First of all, when the deed gets quit claimed to you, you’re responsible for making the payments. You didn’t do that, or the property would not have become an REO. You did a disservice to the seller and made other investors look bad. Taking the deed is something you might do for s Sub2 deal.

On your second question, you can’t use the end-buyers funds to buy the house. You can do two transactions. A to B and then B to C, using the same settlement or title company and closing on the same day. You can fund the A to B part, using a transactional funding source.

What’s all the talk about befriending and flirting with the agent. You don’t seem to take you role as an investor very seriously.

I know enough now, finally, to know that ultimately the beneficial interest held by the Trustor(s) will be assigned to the buyer’s entity prior to closing on the A-B transaction. If the Buyer is an LLC, and the Trustee is a separate entity, say a corporation, thus not the direct Purchaser, this is best because some banks see this as not an arm’s length transaction. My bigger concern is with a potential conflict of interest with the fiduciary responsibilities of being a Trustee vs. being the Buyer, not with the Bank; the purchase agreement makes it clear that I’m purchasing the property, intending to make a profit.

But is it mandatory, for the deal to fly with Lenders, that these two entities be held by different parties?

I would think the real exposure (liability) is with the Trustors who may wonder how the investor gets to profit from the deal yet they may be left with a deficiency judgment (which they would have had anyhow, had the property gone into foreclosure), and the investor is seen as profiting at their expense.

How “mandatory” is it that the LLC and the Trustee entity not be owned by the same person?

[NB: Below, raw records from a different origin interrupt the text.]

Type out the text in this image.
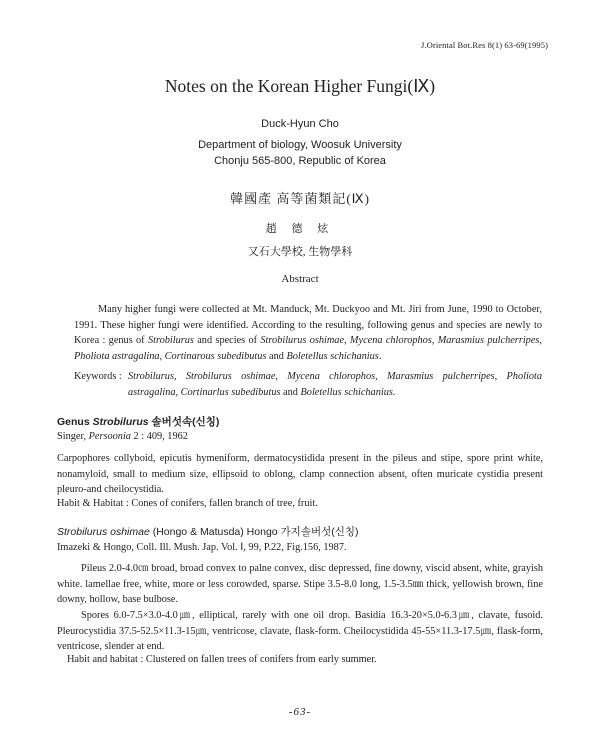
J.Oriental Bot.Res 8(1) 63-69(1995)
Notes on the Korean Higher Fungi(Ⅸ)
Duck-Hyun Cho
Department of biology, Woosuk University
Chonju 565-800, Republic of Korea
韓國產 高等菌類記(Ⅸ)
趙 德 炫
又石大學校, 生物學科
Abstract
Many higher fungi were collected at Mt. Manduck, Mt. Duckyoo and Mt. Jiri from June, 1990 to October, 1991. These higher fungi were identified. According to the resulting, following genus and species are newly to Korea : genus of Strobilurus and species of Strobilurus oshimae, Mycena chlorophos, Marasmius pulcherripes, Pholiota astragalina, Cortinarous subedibutus and Boletellus schichanius.
Keywords : Strobilurus, Strobilurus oshimae, Mycena chlorophos, Marasmius pulcherripes, Pholiota astragalina, Cortinarlus subedibutus and Boletellus schichanius.
Genus Strobilurus 솔버섯속(신칭)
Singer, Persoonia 2 : 409, 1962
Carpophores collyboid, epicutis hymeniform, dermatocystidida present in the pileus and stipe, spore print white, nonamyloid, small to medium size, ellipsoid to oblong, clamp connection absent, often muricate cystidia present pleuro-and cheilocystidia.
Habit & Habitat : Cones of conifers, fallen branch of tree, fruit.
Strobilurus oshimae (Hongo & Matusda) Hongo 가지솔버섯(신칭)
Imazeki & Hongo, Coll. Ill. Mush. Jap. Vol. Ⅰ, 99, P.22, Fig.156, 1987.
Pileus 2.0-4.0㎝ broad, broad convex to palne convex, disc depressed, fine downy, viscid absent, white, grayish white. lamellae free, white, more or less corowded, sparse. Stipe 3.5-8.0 long, 1.5-3.5㎜ thick, yellowish brown, fine downy, hollow, base bulbose.
Spores 6.0-7.5×3.0-4.0㎛, elliptical, rarely with one oil drop. Basidia 16.3-20×5.0-6.3㎛, clavate, fusoid. Pleurocystidia 37.5-52.5×11.3-15㎛, ventricose, clavate, flask-form. Cheilocystidida 45-55×11.3-17.5㎛, flask-form, ventricose, slender at end.
Habit and habitat : Clustered on fallen trees of conifers from early summer.
-63-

Is it worth it to hire someone like Ward Hannigan to be the Trustee, at $120/year? I want my “deals” to be squeaky clean, legal, and seen as fairly representing the borrower’s interests because they avoided the foreclosure. And, of course, if there is a way to completed settle all liens, we’re going to get that done, as well.

You can use the end buyers money to fund your purchase …That is the beauty of double closes

Yeah it’s nice of it. Helpful point but what’s if it not in the same date or delayed? Thanks.

I’ve closed short sales using the end-buyers money before. That was the whole purpose of me being on title. If my LLC is on title the difference goes to me (my LLC). I do let everyone know what my intentions are going to be up front. I don’t want any problems. It does vary from title company.
I’m in New Mexico btw (by the way)

My questions were just simply if having the h/o quit claim u their house is a good idea. Lately I’ve been reading it looks fraudulent. I decided to structure them differently such as an “assignment of contract” and assign the paper.

U guys are awesome thanks for ur advice.